I was 6 years old when the bomb was dropped and the war ended. Five of my uncles and one of my aunts were in the war. My aunt was an Army nurse and accompanied the first units into Dachau, the notorious German death camp. She acquired many gruesome photographs and the Dachau guest register, signed by Reichsminister Himmler and other Nazi VIPs who visited the camp.
I visited Dachau during a trip to Munich a few years ago. It was a horrible reminder of how totalitarian governments start wars and kill their own people and why it is important never to forget what happened there.
One of my uncles served in the Pacific, one was a B-24 bomber pilot, one was in the Navy. My father worked in a factory that made heating equipment but was converted to make munitions.
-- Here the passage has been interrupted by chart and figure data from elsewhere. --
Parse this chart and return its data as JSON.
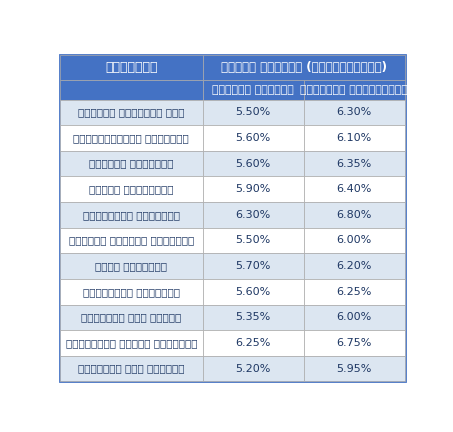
{
  "col1_header": "బ్యాంక్",
  "col2_header": "వడ్డీ రేట్లు (వార్తికంగా)",
  "col2a_header": "సాధారణ ప్రజలు",
  "col2b_header": "సీనియర్ సిటిజన్లు",
  "banks": [
    "స్టేట్ బ్యాంక్ ఆఫ్",
    "హెచ్డీఎఫ్సీ బ్యాంక్",
    "ఐడీబీఐ బ్యాంక్",
    "కోటక్ మహింద్రా",
    "ఆర్బీఎల్ బ్యాంక్",
    "పంజాబ్ నేషనల్ బ్యాంక్",
    "కనరా బ్యాంక్",
    "యాక్సిస్ బ్యాంక్",
    "బ్యాంక్ ఆఫ్ బరోడా",
    "ఐడీఎఫ్సీ ఫస్ట్ బ్యాంక్",
    "బ్యాంక్ ఆఫ్ ఇండియా"
  ],
  "general_rates": [
    "5.50%",
    "5.60%",
    "5.60%",
    "5.90%",
    "6.30%",
    "5.50%",
    "5.70%",
    "5.60%",
    "5.35%",
    "6.25%",
    "5.20%"
  ],
  "senior_rates": [
    "6.30%",
    "6.10%",
    "6.35%",
    "6.40%",
    "6.80%",
    "6.00%",
    "6.20%",
    "6.25%",
    "6.00%",
    "6.75%",
    "5.95%"
  ],
  "header_bg": "#4472C4",
  "header_text": "#FFFFFF",
  "row_bg_even": "#FFFFFF",
  "row_bg_odd": "#DCE6F1",
  "row_text": "#1F3864",
  "border_color": "#AAAAAA",
  "outer_border": "#4472C4"
}
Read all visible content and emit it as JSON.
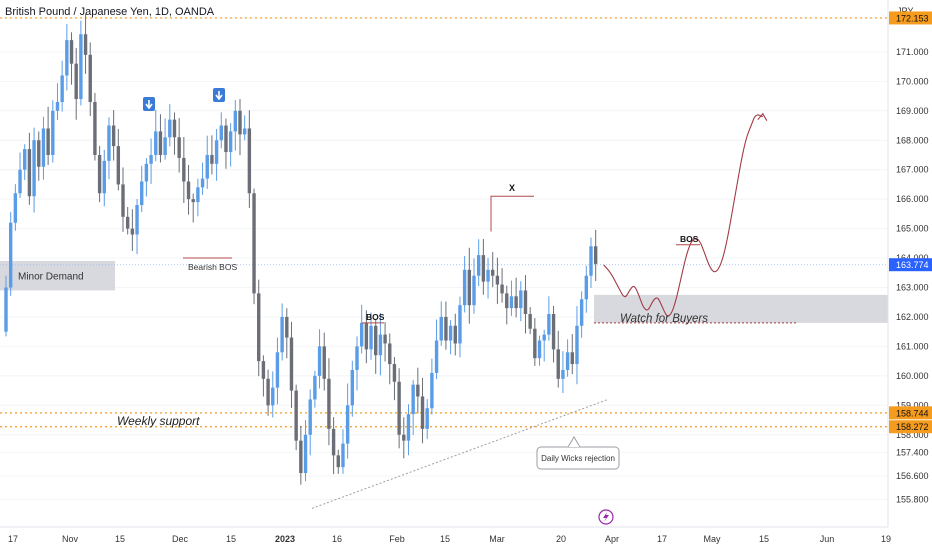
{
  "header": {
    "title": "British Pound / Japanese Yen, 1D, OANDA",
    "currency": "JPY"
  },
  "colors": {
    "up": "#5b9ce6",
    "down": "#6b6e76",
    "dotted_level": "#f59b1d",
    "price_tag": "#2962ff",
    "level_tag": "#f59b1d",
    "projection": "#a33a45",
    "demand_zone": "#d8d9de",
    "trendline": "#9b9ea6",
    "signal_badge": "#3a7bd5",
    "lightning": "#9c27b0"
  },
  "chart_data": {
    "type": "candlestick",
    "x_tick_labels": [
      "17",
      "Nov",
      "15",
      "Dec",
      "15",
      "2023",
      "16",
      "Feb",
      "15",
      "Mar",
      "20",
      "Apr",
      "17",
      "May",
      "15",
      "Jun",
      "19"
    ],
    "y_tick_labels": [
      "155.800",
      "156.600",
      "157.400",
      "158.000",
      "159.000",
      "160.000",
      "161.000",
      "162.000",
      "163.000",
      "164.000",
      "165.000",
      "166.000",
      "167.000",
      "168.000",
      "169.000",
      "170.000",
      "171.000",
      "172.153"
    ],
    "ylim": [
      155.5,
      172.7
    ],
    "last_price": 163.774,
    "levels": [
      {
        "value": 172.153,
        "label": "172.153"
      },
      {
        "value": 158.744,
        "label": "158.744"
      },
      {
        "value": 158.272,
        "label": "158.272"
      }
    ],
    "annotations": {
      "minor_demand": "Minor Demand",
      "bearish_bos": "Bearish BOS",
      "bos_left": "BOS",
      "x_mark": "X",
      "bos_right": "BOS",
      "watch_for_buyers": "Watch for Buyers",
      "weekly_support": "Weekly support",
      "daily_wicks": "Daily Wicks rejection"
    },
    "series": [
      {
        "closes": [
          163.0,
          165.2,
          166.2,
          167.0,
          167.7,
          166.1,
          168.0,
          167.1,
          168.4,
          167.5,
          169.0,
          169.3,
          170.2,
          171.4,
          170.6,
          169.4,
          171.6,
          170.9,
          169.3,
          167.5,
          166.2,
          167.3,
          168.5,
          167.8,
          166.5,
          165.4,
          165.0,
          164.8,
          165.8,
          166.6,
          167.2,
          167.5,
          168.3,
          167.5,
          168.1,
          168.7,
          168.1,
          167.4,
          166.6,
          166.0,
          165.9,
          166.4,
          166.7,
          167.5,
          167.2,
          168.0,
          168.5,
          167.6,
          168.3,
          169.0,
          168.2,
          168.4,
          166.2,
          162.8,
          160.5,
          159.9,
          159.0,
          159.6,
          160.8,
          162.0,
          161.3,
          159.5,
          157.8,
          156.7,
          158.0,
          159.2,
          160.0,
          161.0,
          159.9,
          158.2,
          157.3,
          156.9,
          157.7,
          159.0,
          160.2,
          161.0,
          161.8,
          160.9,
          161.7,
          160.7,
          161.4,
          161.1,
          160.4,
          159.8,
          158.0,
          157.8,
          158.7,
          159.7,
          159.3,
          158.2,
          158.9,
          160.1,
          161.2,
          162.0,
          161.2,
          161.7,
          161.1,
          162.4,
          163.6,
          162.4,
          163.4,
          164.1,
          163.2,
          163.6,
          163.4,
          163.1,
          162.8,
          162.3,
          162.7,
          162.3,
          162.9,
          162.1,
          161.6,
          160.6,
          161.2,
          161.4,
          162.1,
          160.9,
          159.9,
          160.2,
          160.8,
          160.4,
          161.7,
          162.6,
          163.4,
          164.4,
          163.8
        ]
      }
    ],
    "projection_path": [
      [
        0,
        163.77
      ],
      [
        1.5,
        163.5
      ],
      [
        3,
        163.05
      ],
      [
        4.5,
        162.6
      ],
      [
        5.5,
        162.9
      ],
      [
        6.5,
        163.1
      ],
      [
        7.5,
        162.75
      ],
      [
        8.5,
        162.3
      ],
      [
        9.5,
        162.2
      ],
      [
        10.5,
        162.55
      ],
      [
        11.5,
        162.7
      ],
      [
        12.5,
        162.35
      ],
      [
        13.5,
        162.0
      ],
      [
        14.5,
        162.1
      ],
      [
        15.5,
        162.6
      ],
      [
        16.5,
        163.3
      ],
      [
        17.5,
        164.0
      ],
      [
        18.5,
        164.5
      ],
      [
        19.5,
        164.7
      ],
      [
        20.5,
        164.6
      ],
      [
        21.5,
        164.2
      ],
      [
        22.5,
        163.75
      ],
      [
        23.5,
        163.5
      ],
      [
        24.5,
        163.6
      ],
      [
        25.5,
        164.0
      ],
      [
        26.5,
        164.7
      ],
      [
        27.5,
        165.6
      ],
      [
        28.5,
        166.5
      ],
      [
        29.5,
        167.4
      ],
      [
        30.5,
        168.1
      ],
      [
        31.5,
        168.5
      ],
      [
        32.5,
        168.9
      ],
      [
        34,
        168.8
      ]
    ]
  }
}
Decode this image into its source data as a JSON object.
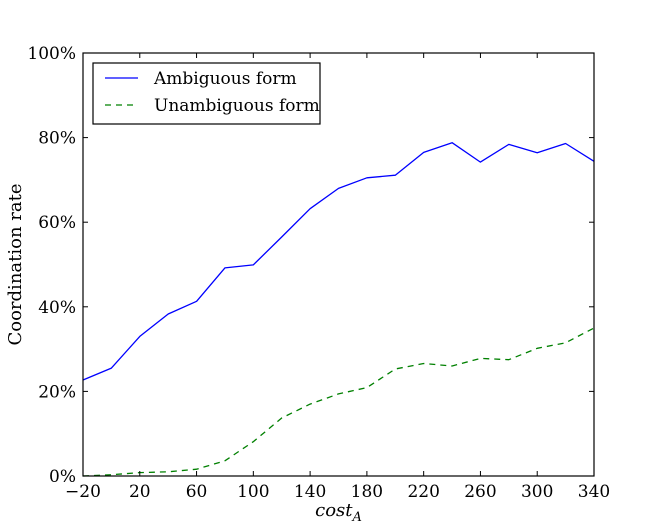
{
  "chart_data": {
    "type": "line",
    "title": "",
    "xlabel": "cost",
    "xlabel_subscript": "A",
    "ylabel": "Coordination rate",
    "xlim": [
      -20,
      340
    ],
    "ylim": [
      0,
      1
    ],
    "x_ticks": [
      -20,
      20,
      60,
      100,
      140,
      180,
      220,
      260,
      300,
      340
    ],
    "x_tick_labels": [
      "−20",
      "20",
      "60",
      "100",
      "140",
      "180",
      "220",
      "260",
      "300",
      "340"
    ],
    "y_ticks": [
      0,
      0.2,
      0.4,
      0.6,
      0.8,
      1.0
    ],
    "y_tick_labels": [
      "0%",
      "20%",
      "40%",
      "60%",
      "80%",
      "100%"
    ],
    "grid": false,
    "legend_position": "top-left",
    "x": [
      -20,
      0,
      20,
      40,
      60,
      80,
      100,
      120,
      140,
      160,
      180,
      200,
      220,
      240,
      260,
      280,
      300,
      320,
      340
    ],
    "series": [
      {
        "name": "Ambiguous form",
        "color": "#0000ff",
        "style": "solid",
        "values": [
          0.227,
          0.255,
          0.33,
          0.383,
          0.413,
          0.492,
          0.499,
          0.565,
          0.632,
          0.68,
          0.705,
          0.711,
          0.765,
          0.788,
          0.742,
          0.784,
          0.764,
          0.786,
          0.744
        ]
      },
      {
        "name": "Unambiguous form",
        "color": "#008000",
        "style": "dashed",
        "values": [
          0.0,
          0.003,
          0.008,
          0.01,
          0.016,
          0.036,
          0.081,
          0.137,
          0.17,
          0.194,
          0.209,
          0.253,
          0.266,
          0.26,
          0.278,
          0.275,
          0.302,
          0.315,
          0.35
        ]
      }
    ]
  }
}
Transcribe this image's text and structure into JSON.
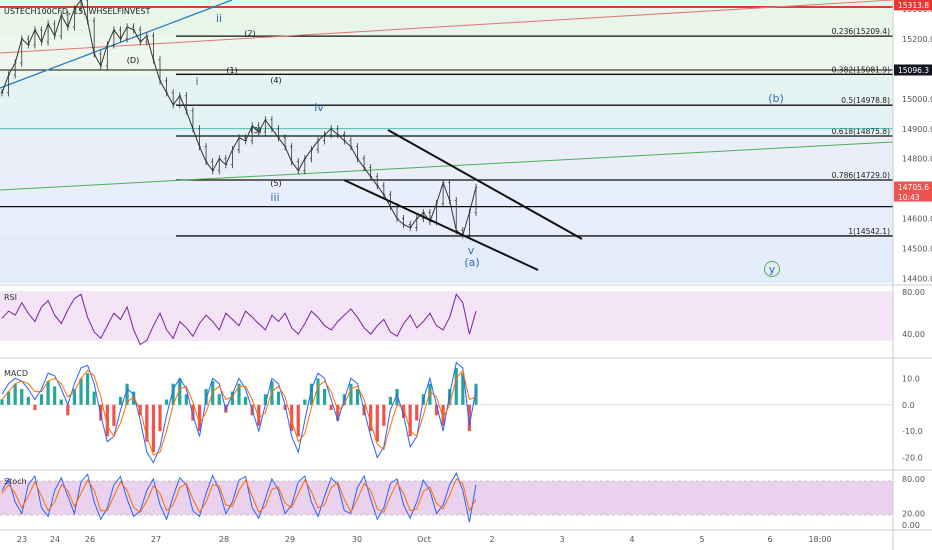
{
  "header": {
    "symbol_title": "USTECH100CFD, 15, WHSELFINVEST"
  },
  "colors": {
    "background": "#ffffff",
    "price_line": "#333333",
    "resistance_red": "#e53935",
    "trend_blue": "#2a7fbf",
    "trend_green": "#4caf50",
    "rsi_line": "#7b1fa2",
    "rsi_band": "#f3e5f5",
    "macd_line": "#2962ff",
    "signal_line": "#ff6d00",
    "hist_pos": "#26a69a",
    "hist_neg": "#ef5350",
    "stoch_k": "#2962ff",
    "stoch_d": "#ff6d00",
    "stoch_band": "#e1bee7",
    "wave_blue": "#2f6fb0",
    "current_tag": "#ef5350",
    "dark_tag": "#131722"
  },
  "chart_data": [
    {
      "type": "line",
      "panel": "price",
      "y_ticks": [
        "15300.0",
        "15200.0",
        "15100.0",
        "15000.0",
        "14900.0",
        "14800.0",
        "14700.0",
        "14600.0",
        "14500.0",
        "14400.0"
      ],
      "ylim": [
        14385,
        15330
      ],
      "x_ticks": [
        "23",
        "24",
        "26",
        "27",
        "28",
        "29",
        "30",
        "Oct",
        "2",
        "3",
        "4",
        "5",
        "6",
        "18:00"
      ],
      "price_tags": [
        {
          "label": "15313.8",
          "value": 15313.8,
          "style": "red"
        },
        {
          "label": "15096.3",
          "value": 15096.3,
          "style": "dark"
        },
        {
          "label": "14705.6",
          "sub": "10:43",
          "value": 14705.6,
          "style": "current"
        }
      ],
      "fib_levels": [
        {
          "label": "0.236(15209.4)",
          "value": 15209.4
        },
        {
          "label": "0.382(15081.9)",
          "value": 15081.9
        },
        {
          "label": "0.5(14978.8)",
          "value": 14978.8
        },
        {
          "label": "0.618(14875.8)",
          "value": 14875.8
        },
        {
          "label": "0.786(14729.0)",
          "value": 14729.0
        },
        {
          "label": "1(14542.1)",
          "value": 14542.1
        }
      ],
      "wave_labels_black": [
        "(D)",
        "(2)",
        "(1)",
        "(4)",
        "(3)",
        "(5)"
      ],
      "wave_labels_blue": [
        "ii",
        "i",
        "iv",
        "iii",
        "v",
        "(a)",
        "(b)",
        "y"
      ],
      "series": [
        {
          "values": [
            15020,
            15080,
            15120,
            15200,
            15180,
            15230,
            15190,
            15250,
            15210,
            15280,
            15240,
            15300,
            15330,
            15260,
            15150,
            15110,
            15180,
            15230,
            15200,
            15240,
            15230,
            15190,
            15210,
            15130,
            15060,
            15020,
            14980,
            15010,
            14960,
            14900,
            14840,
            14790,
            14760,
            14800,
            14780,
            14830,
            14870,
            14860,
            14910,
            14890,
            14930,
            14900,
            14870,
            14840,
            14790,
            14760,
            14800,
            14830,
            14860,
            14880,
            14900,
            14880,
            14860,
            14840,
            14800,
            14770,
            14740,
            14710,
            14680,
            14640,
            14600,
            14580,
            14570,
            14600,
            14620,
            14590,
            14650,
            14720,
            14660,
            14560,
            14545,
            14620,
            14705
          ]
        }
      ]
    },
    {
      "type": "line",
      "panel": "rsi",
      "label": "RSI",
      "y_ticks": [
        "80.00",
        "40.00"
      ],
      "ylim": [
        20,
        85
      ],
      "series": [
        {
          "values": [
            55,
            62,
            58,
            70,
            60,
            52,
            66,
            72,
            58,
            50,
            63,
            74,
            78,
            56,
            42,
            36,
            48,
            60,
            54,
            66,
            44,
            30,
            34,
            48,
            60,
            44,
            36,
            52,
            46,
            38,
            50,
            58,
            52,
            44,
            60,
            54,
            48,
            62,
            56,
            50,
            44,
            58,
            52,
            60,
            46,
            40,
            50,
            62,
            56,
            48,
            44,
            52,
            58,
            64,
            56,
            46,
            40,
            48,
            54,
            42,
            38,
            50,
            58,
            46,
            52,
            60,
            48,
            44,
            56,
            78,
            70,
            40,
            62
          ]
        }
      ]
    },
    {
      "type": "bar",
      "panel": "macd",
      "label": "MACD",
      "y_ticks": [
        "10.0",
        "0.0",
        "-10.0",
        "-20.0"
      ],
      "ylim": [
        -24,
        17
      ],
      "series": [
        {
          "name": "histogram",
          "values": [
            2,
            5,
            8,
            6,
            3,
            -2,
            4,
            9,
            7,
            2,
            -4,
            6,
            10,
            12,
            5,
            -6,
            -12,
            -8,
            3,
            8,
            5,
            -4,
            -14,
            -18,
            -10,
            2,
            8,
            10,
            4,
            -6,
            -10,
            6,
            9,
            4,
            -3,
            5,
            8,
            3,
            -4,
            -8,
            4,
            9,
            5,
            -2,
            -10,
            -12,
            2,
            8,
            10,
            6,
            -2,
            -6,
            4,
            8,
            6,
            -4,
            -10,
            -14,
            -8,
            3,
            6,
            -5,
            -12,
            -6,
            4,
            8,
            -4,
            -8,
            6,
            14,
            12,
            -10,
            8
          ]
        },
        {
          "name": "macd",
          "values": [
            4,
            8,
            10,
            9,
            6,
            2,
            6,
            12,
            11,
            6,
            0,
            8,
            14,
            15,
            8,
            -4,
            -14,
            -12,
            -2,
            6,
            4,
            -6,
            -18,
            -22,
            -16,
            -4,
            6,
            10,
            6,
            -4,
            -12,
            2,
            10,
            8,
            -2,
            4,
            10,
            6,
            -2,
            -10,
            0,
            10,
            8,
            0,
            -12,
            -18,
            -6,
            6,
            12,
            10,
            2,
            -6,
            2,
            10,
            8,
            -2,
            -12,
            -20,
            -16,
            -2,
            4,
            -4,
            -16,
            -12,
            2,
            10,
            0,
            -10,
            4,
            16,
            14,
            -8,
            6
          ]
        },
        {
          "name": "signal",
          "values": [
            2,
            5,
            8,
            9,
            8,
            5,
            5,
            9,
            10,
            8,
            3,
            5,
            10,
            13,
            11,
            3,
            -8,
            -12,
            -7,
            1,
            3,
            -2,
            -12,
            -19,
            -18,
            -10,
            0,
            6,
            7,
            1,
            -7,
            -3,
            5,
            7,
            2,
            3,
            7,
            7,
            2,
            -5,
            -3,
            5,
            7,
            3,
            -6,
            -14,
            -11,
            -1,
            7,
            9,
            5,
            -2,
            0,
            6,
            7,
            2,
            -7,
            -15,
            -17,
            -8,
            0,
            -1,
            -10,
            -12,
            -4,
            5,
            3,
            -5,
            0,
            10,
            13,
            2,
            3
          ]
        }
      ]
    },
    {
      "type": "line",
      "panel": "stoch",
      "label": "Stoch",
      "y_ticks": [
        "80.00",
        "20.00",
        "0.00"
      ],
      "ylim": [
        -5,
        92
      ],
      "series": [
        {
          "name": "%K",
          "values": [
            60,
            80,
            40,
            20,
            70,
            85,
            30,
            15,
            60,
            82,
            50,
            20,
            75,
            88,
            40,
            10,
            30,
            70,
            84,
            45,
            15,
            25,
            60,
            80,
            35,
            10,
            50,
            82,
            70,
            25,
            15,
            55,
            86,
            60,
            20,
            40,
            78,
            84,
            30,
            12,
            45,
            80,
            60,
            20,
            35,
            75,
            85,
            40,
            15,
            50,
            82,
            70,
            25,
            20,
            65,
            85,
            45,
            10,
            30,
            72,
            80,
            35,
            12,
            40,
            78,
            60,
            20,
            35,
            70,
            90,
            60,
            5,
            70
          ]
        },
        {
          "name": "%D",
          "values": [
            55,
            70,
            55,
            30,
            50,
            75,
            50,
            25,
            40,
            70,
            60,
            32,
            55,
            78,
            60,
            25,
            25,
            50,
            75,
            60,
            30,
            22,
            42,
            68,
            55,
            25,
            35,
            65,
            72,
            45,
            22,
            40,
            70,
            68,
            35,
            32,
            60,
            78,
            50,
            22,
            32,
            62,
            66,
            38,
            30,
            55,
            78,
            58,
            30,
            35,
            65,
            74,
            45,
            22,
            45,
            72,
            60,
            28,
            22,
            50,
            74,
            55,
            25,
            28,
            58,
            66,
            38,
            28,
            52,
            80,
            72,
            25,
            45
          ]
        }
      ]
    }
  ]
}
He figured out a new way to make Howitzer shells — faster and cheaper. He got an award for that and was always proud of it. I was always proud of my dad and my aunt and uncles and the many sacrifices they made to fight fascism in Europe and Asia.
I lived in Lebanon, Ind., at the time, and even though we were hundreds of miles from a coast, I remember the periodic air raid drills. I also remember rationing stamps for food and clothing. So the war was very real to me, even as a child.
But nothing was more real or dramatic or heart-wrenching than the day we were visiting my aunt in Crawfordsville, Ind. Late in the morning — we were just finishing breakfast, as I recall — there was a knock at the door. It was a Western Union boy with the dreaded telegram from the Department of the Army: “We regret to inform you that… ” I will never forget the deep anguish of my aunt and our entire family that day in 1944.
Her son and I grew close over the years, more like brothers than cousins. Constantly over these past 51 years I have thought about the uncle and father and husband who never came home — and what all of us missed by his sacrifice for freedom.
I visited his grave at the American cemetery in Luxembourg a few years ago. It was a moving and memorable experience — beginning with the fact that the teen-age cashier at a roadside restaurant in the south of Belgium knew exactly where the American cemetery was located and said, after giving me directions, “It’s good for us that the Americans carne to help.”
So, the muted celebration of WW II victories by America’s revisionist historians and, especially, the deconstruction of the history surrounding the decision to use the atomic bomb are infuriating — including the Smithsonian’s quashed plan to show the Enola Gay (the B-29 that dropped the Hiroshima bomb) along with gruesome accounts of the Japanese sufferers of radiation burns, but no mention of the fact that Japan started the war with a sneak attack on Pearl Harbor or of Japanese atrocities such as the Rape of Nanking or the Bataan Death March or of huge casualties at Iwo Jima, where 21,000 of 22,000 Japanese defenders fought to the death rather than surrender.
TV newsman David Brinkley, a working reporter during the war, said it best last Sunday: “Harry Truman did what he had to do. The results were quite horrifying. But the war itself was quite horrifying. He had in mind stopping the war…and it did.”